John Forté in The Russian Winter (photo: Le Castle)
When he was 21, the musician John Forté earned a Grammy nomination for his work with hip hop group The Fugees. Now 37, he's the subject of a new documentary, called 'The Russian Winter'. It chronicles a recent 9-week, 5-city tour he and his band took across Russia.
John Forté's been thinking about that country for a while. A few years ago he read a book about Hannibal [or 'Gannibal'], the so-called Moor of St Petersburg.
"It was about Peter the Great's godson who was essentially given to him as a gift, [as] a joke," he said.
"What do you give the person who has everything? And someone had the bright idea of giving Peter the Great this little African boy, and it was 'funny'."
But Hannibal was no joke: he grew up to be one of Peter the Great's most important military advisers. And his influence didn't end there.

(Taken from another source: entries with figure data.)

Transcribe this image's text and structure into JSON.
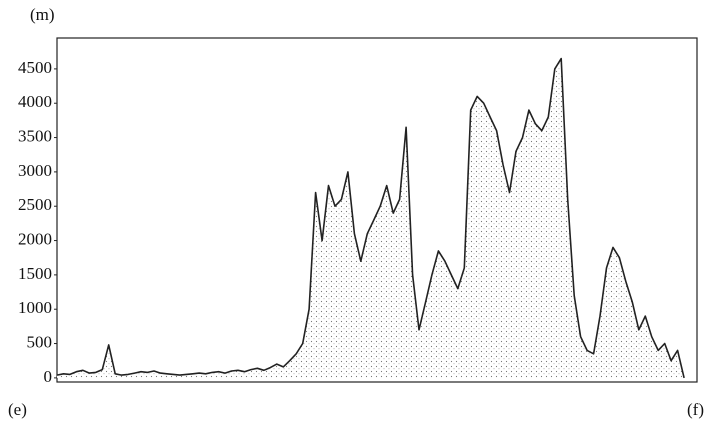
{
  "chart_data": {
    "type": "area",
    "y_label": "(m)",
    "categories": [
      "(e)",
      null,
      null,
      null,
      null,
      null,
      null,
      null,
      null,
      null,
      null,
      null,
      null,
      null,
      null,
      null,
      null,
      null,
      null,
      null,
      null,
      null,
      null,
      null,
      null,
      null,
      null,
      null,
      null,
      null,
      null,
      null,
      null,
      null,
      null,
      null,
      null,
      null,
      null,
      null,
      null,
      null,
      null,
      null,
      null,
      null,
      null,
      null,
      null,
      null,
      null,
      null,
      null,
      null,
      null,
      null,
      null,
      null,
      null,
      null,
      null,
      null,
      null,
      null,
      null,
      null,
      null,
      null,
      null,
      null,
      null,
      null,
      null,
      null,
      null,
      null,
      null,
      null,
      null,
      null,
      null,
      null,
      null,
      null,
      null,
      null,
      null,
      null,
      null,
      null,
      null,
      null,
      null,
      null,
      null,
      null,
      null,
      null,
      null,
      "(f)"
    ],
    "values": [
      40,
      60,
      50,
      90,
      110,
      70,
      80,
      120,
      480,
      60,
      40,
      50,
      70,
      90,
      80,
      100,
      70,
      60,
      50,
      40,
      50,
      60,
      70,
      60,
      80,
      90,
      70,
      100,
      110,
      90,
      120,
      140,
      110,
      150,
      200,
      160,
      250,
      350,
      500,
      1000,
      2700,
      2000,
      2800,
      2500,
      2600,
      3000,
      2100,
      1700,
      2100,
      2300,
      2500,
      2800,
      2400,
      2600,
      3650,
      1500,
      700,
      1100,
      1500,
      1850,
      1700,
      1500,
      1300,
      1600,
      3900,
      4100,
      4000,
      3800,
      3600,
      3100,
      2700,
      3300,
      3500,
      3900,
      3700,
      3600,
      3800,
      4500,
      4650,
      2600,
      1200,
      600,
      400,
      350,
      900,
      1600,
      1900,
      1750,
      1400,
      1100,
      700,
      900,
      600,
      400,
      500,
      250,
      400,
      0,
      null,
      null
    ],
    "color": "#222222",
    "ylim": [
      -60,
      4950
    ],
    "yticks": [
      0,
      500,
      1000,
      1500,
      2000,
      2500,
      3000,
      3500,
      4000,
      4500
    ]
  }
}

"Fast-forwarding a couple of generations," Forté continued, "Hannibal is also the great-grandfather to Pushkin, who had very dark features. And Pushkin essentially changed the face of Russian poetry and literature."
Between Hannibal and Pushkin, Forté told me, he felt kinship, a kind of connection, at least as another person of color making his way in Russia. So the two men were on his mind, and it led to maybe my favorite moment in The Russian Winter, an impromptu Pushkin re-working of the Salt-n-Pepa hit 'Push It'.
The Russian Winter is part tour diary, part biopic. It screened at the Tribeca Film Festival that wrapped up on Sunday. We see Forté and his band traveling across the country, playing a gig at an orphanage in St Petersburg one moment, performing at the Miss Russia pageant the next. And they collaborate with local musicians.
"It kind of actually did feel like it's own sort of nouveau Enlightenment era," said Forté, "because you know as we were speaking to the young people there's a real sense [that] if you work hard you can in fact be entitled to upward mobility."
The film also shows Forté struggling with working conditions that aren't exactly ideal, at least not for a former Grammy nominee: schedules that meant nothing, confusions over sound equipment. Not that he minded too much.
"You know, I mean, what's life without a little bit of drama?"
Forté's life has certainly been dramatic. Before The Fugees, he grew up in a rough Brooklyn neighborhood, and then won a scholarship to a prestigious private school.
But in 2001, after The Fugees, he was arrested at an airport in New Jersey, in possession of two suitcases filled with cocaine. Forté was sentenced to 14 years in prison.
The singer Carly Simon campaigned for his release, and in 2008 his sentence was commuted by outgoing President George W. Bush.
So, yes, the notion of a 'Russian Winter', of going somewhere cold and distant, and coming back, is a prominent theme in the documentary.
But, says Forté, the point is that he has made that journey, however uncomfortable it is for him to see his own story on screen.
"I can't go up to you and say hey redeem yourself," he said.
"You have to take the initiative to be redeemed. And I think that's exemplified in the film. And it's not easy to watch."